Bundesregierung springt bei Bürokratieabbau zu kurz

Jörg van Essen, MdB
Jörg van Essen, MdB
Berlin. Der heimische Bundestagsabgeordnete und FDP-Bezirksvorsitzende Jörg van Essen fordert von der schwarz-roten Bundesregierung mutige Schritte zum Abbau von Bürokratie auf allen Ebenen. "81.000 Einzelvorschriften im Bundesrecht, 10.000 Informationspflichten für Firmen und eine Belastung der Wirtschaft durch bürokratische Pflichten mit Kosten in Höhe von 47 Milliarden Euro machen deutlich, dass diese Bundesregierung beim Bürokratieabbau gescheitert ist", so van Essen. Gerade in der jetzigen wirtschaftlichen Lage seien die bürokratischen Hürden für Bürger und Unternehmen nicht länger hinnehmbar. Die FDP-Bundestagsfraktion habe daher einen Antrag in den Bundestag eingebracht, in dem sie unter anderem für erweiterte Kompetenzen des Normenkontrollrates als "Bürokratie-TÜV" und eine zeitliche Befristung neuer Gesetze plädiert.

"Wir als FDP wollen Unternehmen, Bürgerinnen und Bürger entlasten, den Bürokratieabbau vorantreiben und damit Investitionsblockaden beseitigen", so van Essen. In ihrem Antrag verlangen die Liberalen unter anderem schnellere Genehmigungsverfahren. "Gerade bei Großvorhaben dauern Genehmigungsverfahren immer noch mehrere Jahre. Dies führt dazu, dass in der Energiewirtschaft etwa 40 Milliarden Euro nicht investiert werden könnten", kritisiert der Bundestagsabgeordnete. Beim Ausbau von Flughäfen betrage der Investitionsstau rund 20 Milliarden Euro. Die FDP-Fraktion sieht darin für Deutschland auch im internationalen Standortwettbewerb einen Nachteil. "Wenn wir die Umsetzung von Großprojekten nicht grundlegend beschleunigen, hat das ohnehin schon bescheidene Investitionsprogramm der Bundesregierung keinerlei Chance zu wirken", so der FDP-Politiker. "Deutschland braucht Tempo statt Stillstand. Wir erwarten von der Koalition, dass sie sich endlich wieder mit den Problemen der Bürger und nicht nur mit sich selbst beschäftigt", so Jörg van Essen.
Weitere liberale Ideen zum Thema Bürokratieabbau sind im Internet unter www.wirmachenseinfacher.de abrufbar.

Schwarz-Rotes Enteignungsgesetz schadet Deutschland

Investoren und dringend benötigtes Kapital werden verprellt

Berlin. Der heimische Bundestagsabgeordnete und FDP-Bezirksvorsitzende hat mit scharfer Kritik auf das neue Enteignungsgesetz von Union und SPD reagiert. "Die Große Koalition schadet mit ihrem kurzsichtigem Aktionismus dem Vertrauen internationaler Investoren in die Verlässlichkeit des Standortes Deutschland", so der Bundestagsabgeordnete. Mit dem Enteignungsgesetz würden Investoren davor zurückschrecken, ihr Geld in Deutschland zu investieren. "Dabei benötigen unsere Unternehmen gerade jetzt dringend Kapital, um erfolgreich am Markt zu bestehen und Arbeitsplätze zu sichern", so van Essen weiter.
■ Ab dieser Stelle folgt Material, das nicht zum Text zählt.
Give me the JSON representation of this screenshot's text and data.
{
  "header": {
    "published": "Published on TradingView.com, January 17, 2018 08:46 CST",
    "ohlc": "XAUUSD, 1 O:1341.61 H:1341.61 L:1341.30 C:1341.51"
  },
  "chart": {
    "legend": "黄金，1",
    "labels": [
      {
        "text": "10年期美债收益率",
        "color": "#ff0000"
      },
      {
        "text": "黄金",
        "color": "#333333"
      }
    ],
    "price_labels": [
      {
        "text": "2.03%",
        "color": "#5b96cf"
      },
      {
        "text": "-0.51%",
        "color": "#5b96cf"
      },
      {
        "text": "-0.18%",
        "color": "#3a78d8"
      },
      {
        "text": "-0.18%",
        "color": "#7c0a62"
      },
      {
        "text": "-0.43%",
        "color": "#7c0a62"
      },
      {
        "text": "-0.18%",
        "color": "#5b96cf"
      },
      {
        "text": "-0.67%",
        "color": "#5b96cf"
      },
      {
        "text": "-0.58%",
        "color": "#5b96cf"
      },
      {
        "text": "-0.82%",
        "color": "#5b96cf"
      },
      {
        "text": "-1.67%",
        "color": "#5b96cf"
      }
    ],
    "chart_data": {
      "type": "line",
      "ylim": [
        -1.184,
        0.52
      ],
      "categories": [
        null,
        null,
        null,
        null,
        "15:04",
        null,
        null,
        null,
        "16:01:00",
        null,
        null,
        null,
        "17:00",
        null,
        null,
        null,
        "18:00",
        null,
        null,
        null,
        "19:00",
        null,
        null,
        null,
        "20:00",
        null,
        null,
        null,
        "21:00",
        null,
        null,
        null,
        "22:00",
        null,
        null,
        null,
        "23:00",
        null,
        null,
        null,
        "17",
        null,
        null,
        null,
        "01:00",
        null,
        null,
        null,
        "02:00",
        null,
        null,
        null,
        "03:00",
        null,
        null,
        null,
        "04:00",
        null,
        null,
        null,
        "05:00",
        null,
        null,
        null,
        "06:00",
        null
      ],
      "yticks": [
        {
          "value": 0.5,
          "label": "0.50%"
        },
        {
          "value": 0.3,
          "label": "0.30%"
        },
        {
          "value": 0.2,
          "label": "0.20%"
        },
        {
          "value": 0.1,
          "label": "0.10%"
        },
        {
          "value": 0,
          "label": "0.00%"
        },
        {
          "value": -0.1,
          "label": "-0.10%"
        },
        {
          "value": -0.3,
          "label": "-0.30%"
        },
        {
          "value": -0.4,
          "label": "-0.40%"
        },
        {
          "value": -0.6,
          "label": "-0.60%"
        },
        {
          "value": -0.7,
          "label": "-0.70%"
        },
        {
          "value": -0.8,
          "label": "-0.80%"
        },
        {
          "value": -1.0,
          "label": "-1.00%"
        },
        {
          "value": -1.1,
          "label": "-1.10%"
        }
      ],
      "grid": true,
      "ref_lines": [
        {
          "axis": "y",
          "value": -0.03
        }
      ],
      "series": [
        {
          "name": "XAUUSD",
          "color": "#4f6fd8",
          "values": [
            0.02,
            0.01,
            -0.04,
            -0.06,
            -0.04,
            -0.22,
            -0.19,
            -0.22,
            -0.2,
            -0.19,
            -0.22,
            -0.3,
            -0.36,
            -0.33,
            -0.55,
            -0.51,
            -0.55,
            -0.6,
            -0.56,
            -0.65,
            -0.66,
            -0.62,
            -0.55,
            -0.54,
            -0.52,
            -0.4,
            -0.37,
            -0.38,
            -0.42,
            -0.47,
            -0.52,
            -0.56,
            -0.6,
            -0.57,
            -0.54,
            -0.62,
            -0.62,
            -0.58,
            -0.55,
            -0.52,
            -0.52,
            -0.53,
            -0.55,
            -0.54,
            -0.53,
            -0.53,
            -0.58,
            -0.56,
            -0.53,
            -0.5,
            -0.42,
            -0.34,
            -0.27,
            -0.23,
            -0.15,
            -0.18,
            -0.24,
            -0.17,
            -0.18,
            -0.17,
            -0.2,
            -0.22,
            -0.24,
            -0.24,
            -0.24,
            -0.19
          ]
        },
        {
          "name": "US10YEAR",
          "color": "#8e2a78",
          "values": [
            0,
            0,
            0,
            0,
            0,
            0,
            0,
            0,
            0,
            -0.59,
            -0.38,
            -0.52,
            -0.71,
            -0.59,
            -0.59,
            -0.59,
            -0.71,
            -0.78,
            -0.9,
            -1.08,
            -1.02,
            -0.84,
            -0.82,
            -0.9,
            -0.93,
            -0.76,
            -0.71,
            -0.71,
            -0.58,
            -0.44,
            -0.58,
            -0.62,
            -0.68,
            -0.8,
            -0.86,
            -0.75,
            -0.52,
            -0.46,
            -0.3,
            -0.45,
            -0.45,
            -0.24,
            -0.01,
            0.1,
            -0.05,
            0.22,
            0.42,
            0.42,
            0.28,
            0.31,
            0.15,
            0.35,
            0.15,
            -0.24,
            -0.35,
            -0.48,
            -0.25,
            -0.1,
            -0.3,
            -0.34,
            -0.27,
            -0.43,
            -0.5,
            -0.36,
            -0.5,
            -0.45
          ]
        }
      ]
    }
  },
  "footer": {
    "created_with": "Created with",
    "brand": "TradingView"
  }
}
Nach Ansicht von van Essen habe die die schwarz-rote Bundesregierung bislang nicht alle alternativen Möglichkeiten ausgeschöpft, um ohne Enteignungen die Wirtschaft zu stabilisieren. In einem Antrag der FDP-Bundestagsfraktion mit dem Titel "Ordnungspolitische Leitplanken nicht einreißen - Einstieg in die Staatswirtschaft stoppen" verweisen die Liberalen darauf, dass Enteignungsgesetze das Vertrauen in die Grundprinzipien der Sozialen Marktwirtschaft erschüttern. Union und SPD würden in der Wirtschaftspolitik auf Fehlentwicklungen "kurzatmig, konzeptionslos, interventionistisch und widersprüchlich" reagieren. Enteignungen seien weder ordnungspolitisch noch gesellschaftspolitisch vertretbar, so die Freien Demokraten.

"Die Enteignung ist im Verfassungsstaat der Sozialen Marktwirtschaft ganz bewusst als absolute Ausnahme vorgesehen", so van Essen. Es sei erschreckend, wie bereitwillig die Bundesregierung ordnungspolitische Grundsätze aufgebe. "Das bestätigt einmal mehr die ordnungspolitische Orientierungslosigkeit der Bundesregierung."

Anstatt auf mehr staatlichen Interventionismus setzen die Liberalen auf Bürokratieabbau, um die Wirtschaft wieder in Schwung zu bringen. "Gerade jetzt brauchen die Unternehmen mehr Freiheit, um wieder voll durchstarten zu können", so van Essen. "Union und SPD haben in den vergangenen Jahren durchgängig für mehr Bürokratie gesorgt, nicht zuletzt im Steuerrecht. Deutschland braucht deshalb dringend einen grundlegenden Neuanfang."